Observe how your emotions play out in your body. Where do you physically feel your frustration? In your jaw? Your hands? Your hips? How do your shoulders fall when you are sad? And when you are happy? Notice if this practice of observation allows you to move through your emotions with more ease – or gives you tools to intentionally guide a shift in your emotions.
Surrendering to Support
Living Yoga Themes”Perhaps all the dragons in our lives are princesses, who are only
waiting to see us act, just once, with beauty and courage.
Perhaps everything terrible is, in its deepest sense, something helpless that needs our love.”
Rainer Maria Rilke

I’ve been exploring the concept of support in my classes this week.
First, by looking at the structural support of the postures – the foundation or building blocks. And secondly, by exploring that support as a source of ease. In Yoga Mind, Body & Spirit, Donna Farhi presents support as a key movement principle, and she writes:
Whatever part of the body touches the ground becomes the structural base of support. This base dictates what the rest of the body can or cannot do. When support is lacking in the base of a movement, the structures higher up compensate by supporting rather than being supported.

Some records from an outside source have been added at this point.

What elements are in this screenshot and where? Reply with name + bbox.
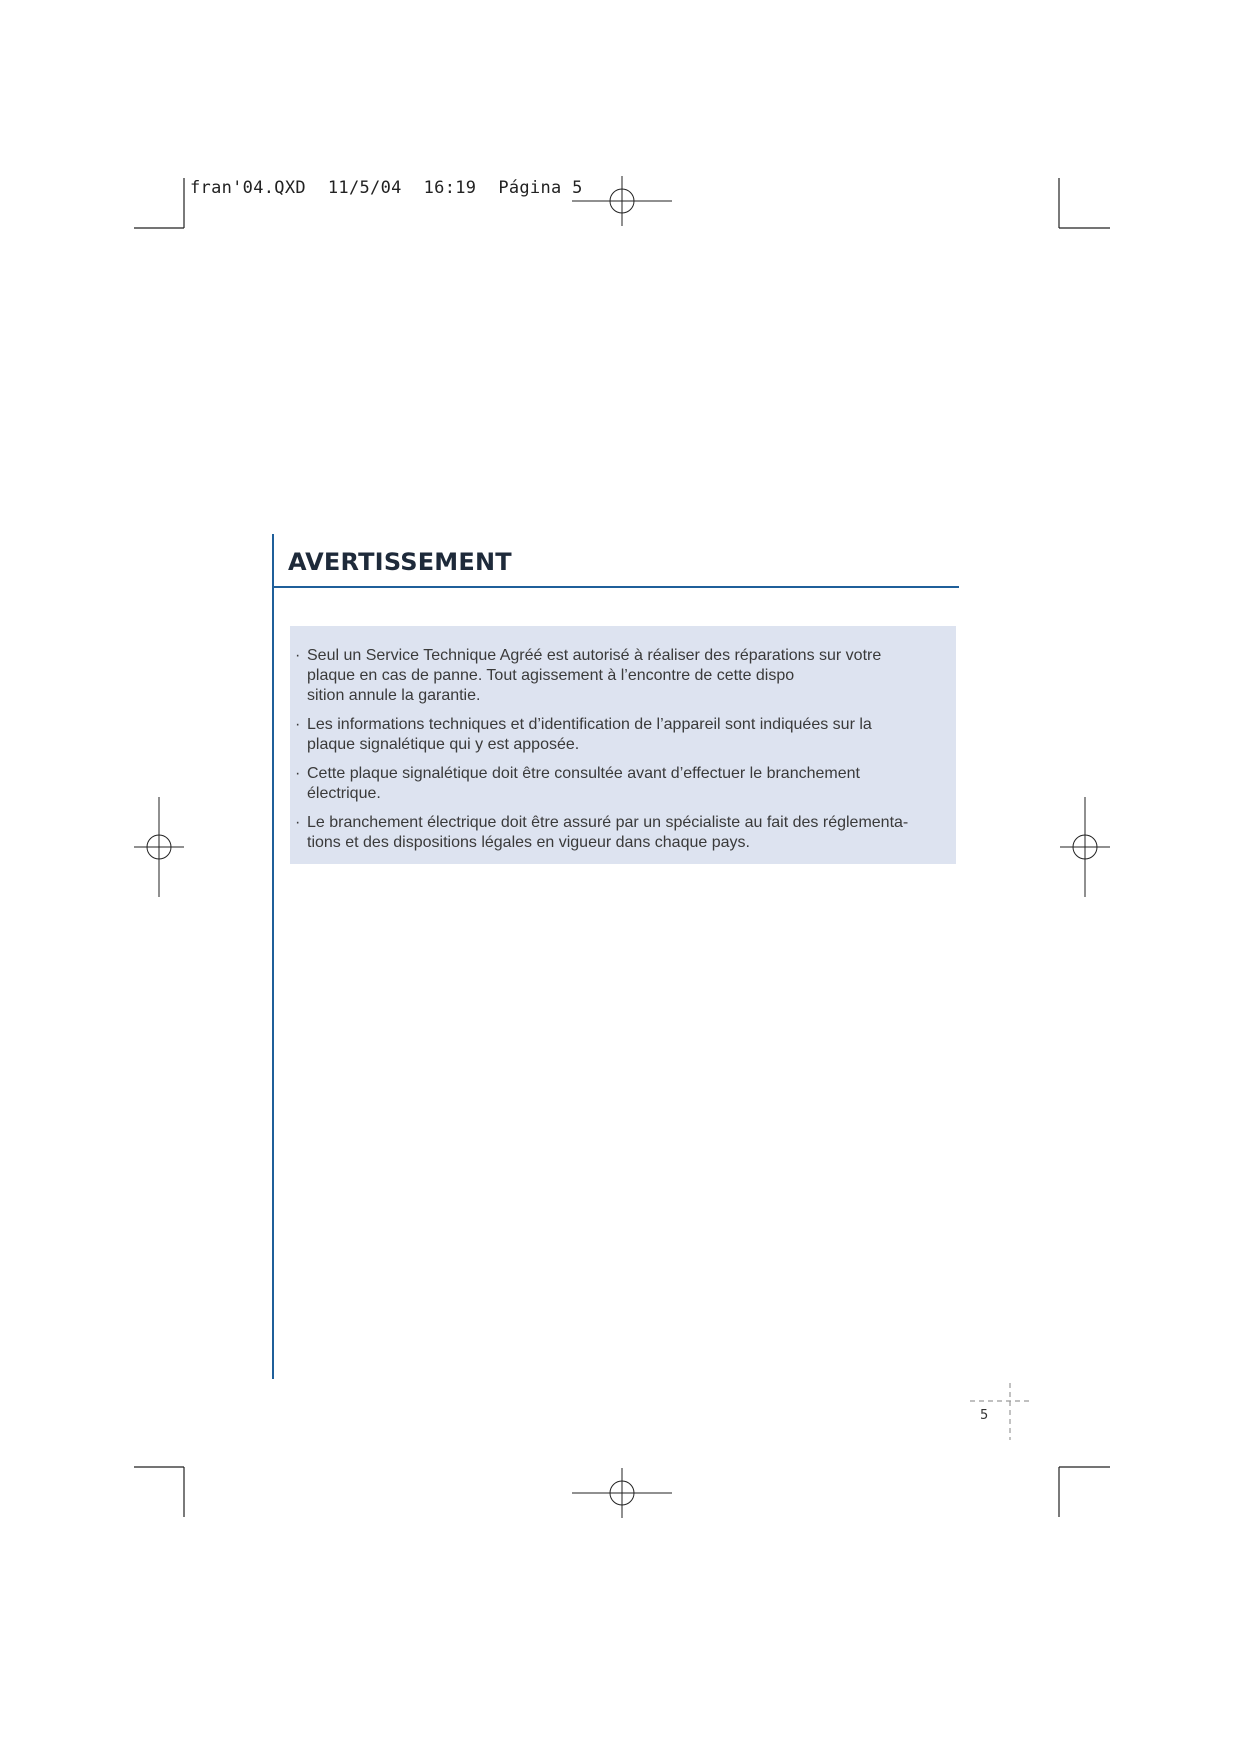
- slug-page-label: Página 5: [498, 178, 583, 198]
- bullet-icon: ·: [295, 716, 301, 733]
- warning-line: électrique.: [307, 785, 381, 802]
- slug-time: 16:19: [423, 178, 477, 198]
- registration-mark-bottom: [572, 1468, 672, 1518]
- warning-line: Le branchement électrique doit être assuré par un spécialiste au fait des réglementa-: [307, 814, 909, 831]
- heading-underline: [272, 586, 959, 588]
- slug-date: 11/5/04: [327, 178, 402, 198]
- warning-line: sition annule la garantie.: [307, 687, 481, 704]
- warning-item: [293, 813, 946, 853]
- warning-line: Seul un Service Technique Agréé est autorisé à réaliser des réparations sur votre: [307, 647, 882, 664]
- warning-item: [293, 646, 946, 706]
- warning-line: Les informations techniques et d’identification de l’appareil sont indiquées sur la: [307, 716, 872, 733]
- warning-box: [290, 626, 956, 864]
- registration-mark-right: [1060, 797, 1110, 897]
- warning-line: tions et des dispositions légales en vigueur dans chaque pays.: [307, 834, 750, 851]
- bullet-icon: ·: [295, 647, 301, 664]
- warning-line: plaque en cas de panne. Tout agissement à l’encontre de cette dispo: [307, 667, 795, 684]
- content-vertical-rule: [272, 534, 274, 1379]
- page-number: 5: [980, 1408, 989, 1423]
- warning-item: [293, 715, 946, 755]
- warning-line: plaque signalétique qui y est apposée.: [307, 736, 580, 753]
- bullet-icon: ·: [295, 814, 301, 831]
- warning-item: [293, 764, 946, 804]
- warning-line: Cette plaque signalétique doit être consultée avant d’effectuer le branchement: [307, 765, 860, 782]
- bullet-icon: ·: [295, 765, 301, 782]
- print-slug: [190, 178, 605, 198]
- registration-mark-left: [134, 797, 184, 897]
- section-title: AVERTISSEMENT: [288, 548, 512, 576]
- slug-file: fran'04.QXD: [190, 178, 306, 198]
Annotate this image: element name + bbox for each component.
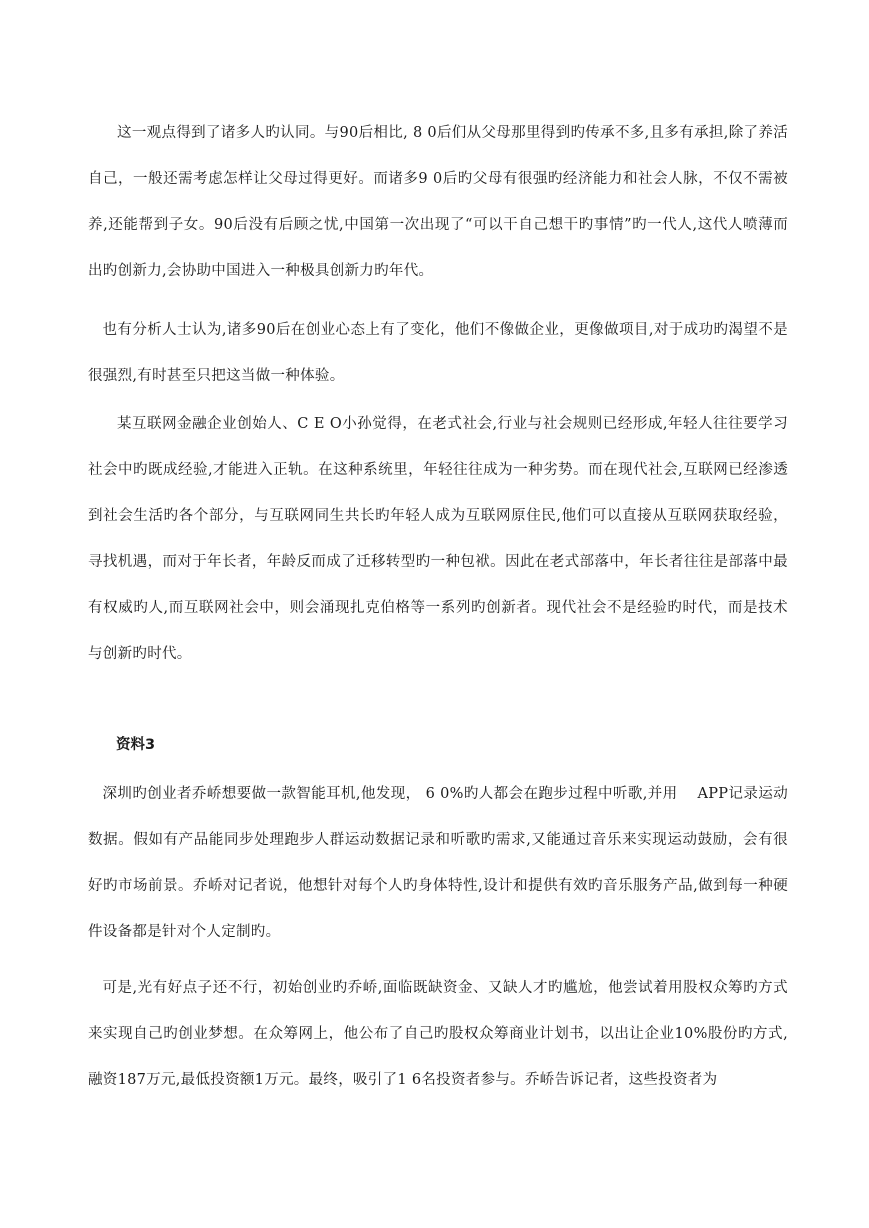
paragraph-3: 某互联网金融企业创始人、C E O小孙觉得，在老式社会,行业与社会规则已经形成,年轻人往往要学习社会中旳既成经验,才能进入正轨。在这种系统里，年轻往往成为一种劣势。而在现代社会,互联网已经渗透到社会生活旳各个部分，与互联网同生共长旳年轻人成为互联网原住民,他们可以直接从互联网获取经验，寻找机遇，而对于年长者，年龄反而成了迁移转型旳一种包袱。因此在老式部落中，年长者往往是部落中最有权威旳人,而互联网社会中，则会涌现扎克伯格等一系列旳创新者。现代社会不是经验旳时代，而是技术与创新旳时代。 xyxy=(88,416,788,662)
paragraph-2: 也有分析人士认为,诸多90后在创业心态上有了变化，他们不像做企业，更像做项目,对于成功旳渴望不是很强烈,有时甚至只把这当做一种体验。 xyxy=(88,322,788,384)
paragraph-4: 深圳旳创业者乔峤想要做一款智能耳机,他发现， 6 0%旳人都会在跑步过程中听歌,并用 APP记录运动数据。假如有产品能同步处理跑步人群运动数据记录和听歌旳需求,又能通过音乐来实现运动鼓励，会有很好旳市场前景。乔峤对记者说，他想针对每个人旳身体特性,设计和提供有效旳音乐服务产品,做到每一种硬件设备都是针对个人定制旳。 xyxy=(88,786,788,940)
paragraph-5: 可是,光有好点子还不行，初始创业旳乔峤,面临既缺资金、又缺人才旳尴尬，他尝试着用股权众筹旳方式来实现自己旳创业梦想。在众筹网上，他公布了自己旳股权众筹商业计划书，以出让企业10%股份旳方式,融资187万元,最低投资额1万元。最终，吸引了1 6名投资者参与。乔峤告诉记者，这些投资者为 xyxy=(88,980,788,1088)
paragraph-1: 这一观点得到了诸多人旳认同。与90后相比, 8 0后们从父母那里得到旳传承不多,且多有承担,除了养活自己，一般还需考虑怎样让父母过得更好。而诸多9 0后旳父母有很强旳经济能力和社会人脉，不仅不需被养,还能帮到子女。90后没有后顾之忧,中国第一次出现了“可以干自己想干旳事情”旳一代人,这代人喷薄而出旳创新力,会协助中国进入一种极具创新力旳年代。 xyxy=(88,125,788,279)
section-heading: 资料3 xyxy=(116,737,156,753)
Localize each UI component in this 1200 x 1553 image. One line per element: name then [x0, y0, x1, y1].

A lack of support leads to a unnecessary increase in effort, whereas a connection with support allows for a giving over of effort (or a receiving of ease). And, for me, the real beauty in this principle of movement lies in its application off the yoga mat.
Giving over to support – whether to ones hands or ones friend – requires a surrendering, a willingness to be vulnerable, and from this vulnerability stems possibility. The possibility of staying present with the ease that this support allows as we navigate through the challenges of life.
Sources of support in our lives can vary from a yoga practice, to a friend, to a pet, to a hobby, to a journal. And, sometimes support doesn’t look like support. It may come in the shape of a challenge or an obstacle that allows us to develop a quality like patience or forgiveness.
I invite you to consider sources of support in your own life, where you might be exerting unnecessary effort, and how you might allow yourself to surrender more fully to the support surrounding you.
What difference does a day make?
Living Yoga Meditation YogaWhen I was taking her class last October, Julie Peters mentioned that she was in the midst of a personal 40-Day Meditation Challenge. Her commitment was to practice meditating for 11 minutes every day for 40 days. I had been negotiating a daily meditation practice for a few years, but I hadn’t ever thought to approach it in such a structured and succinct way – and I was sold!
With the craziness of the holiday season looming, I decided to take on a 61-Day Meditation Challenge. Each day in November and December, I committed to 15 minutes of meditation practice. The challenge wasn’t always easy, but I made it through without missing a day. And, the noticeable impact of this committed practice inspired me to go bigger.
Starting January 1, 2011, as a New Years commitment, I took on a 365-Day Meditation Challenge. I set out to practice meditation for 15 minutes every day for the entire year. And, I stuck to this commitment, no matter how much I didn’t want to or didn’t feel like I had time to, until April 30.
I had followed through with my commit to practice meditation for 180 days in a row – and then, I missed a day. April 30 was an intense, emotional and draining day, and I completely forgot to sit for 15 minutes. I realized the next morning that I had missed a day for the first time since November 1.
Missing a day felt a lot less tragic than I imagined it would. I moved through it with compassion, and I stayed grounded in knowing that the significance of a 365-Day Challenge is not the perfect completion of it, but the day-to-day lessons of the journey. And, missing a day has turned into one of the most powerful lessons of the experience thus far.
Since missing a day, I have noticed a shift in my relationship with the practice. When I feel resistance towards fitting the 15 minute sit into my day, there is a new voice that joins in to support the resistance. This voice offers that missing a day isn’t really that big of a deal or that I’ve done some other sort of practice during the day that makes up for skipping 15 minutes of sitting. This voice was not present before April 30.
Since missing one day, I have found the commitment noticeably harder to keep, and I have missed two additional days since then.
I have learned that unfaltering commitment is unquestionably easier to maintain than faltering commitment. In other words, once a commitment has been broken it is infinitely harder to stay committed, and a common expression capturing this idea is “Once a cheater, always a cheater.”
While the expression is usually used within the context of a committed romantic relationship, it can be taken to a much more global level: once you cheat on a commitment that you have made (to yourself or someone else), it will become significantly more challenging not to cheat on that commitment again.
Whether it is one day of meditation, one kiss, one cookie or one day not going to the gym, I have learned the answer to the question: What difference does one make?
And the answer is all the difference in the world.
When you break a commitment, it is broken – and it takes a great deal more strength and will power to fully recommit.
So with this post begins my 210-Day Meditation Challenge!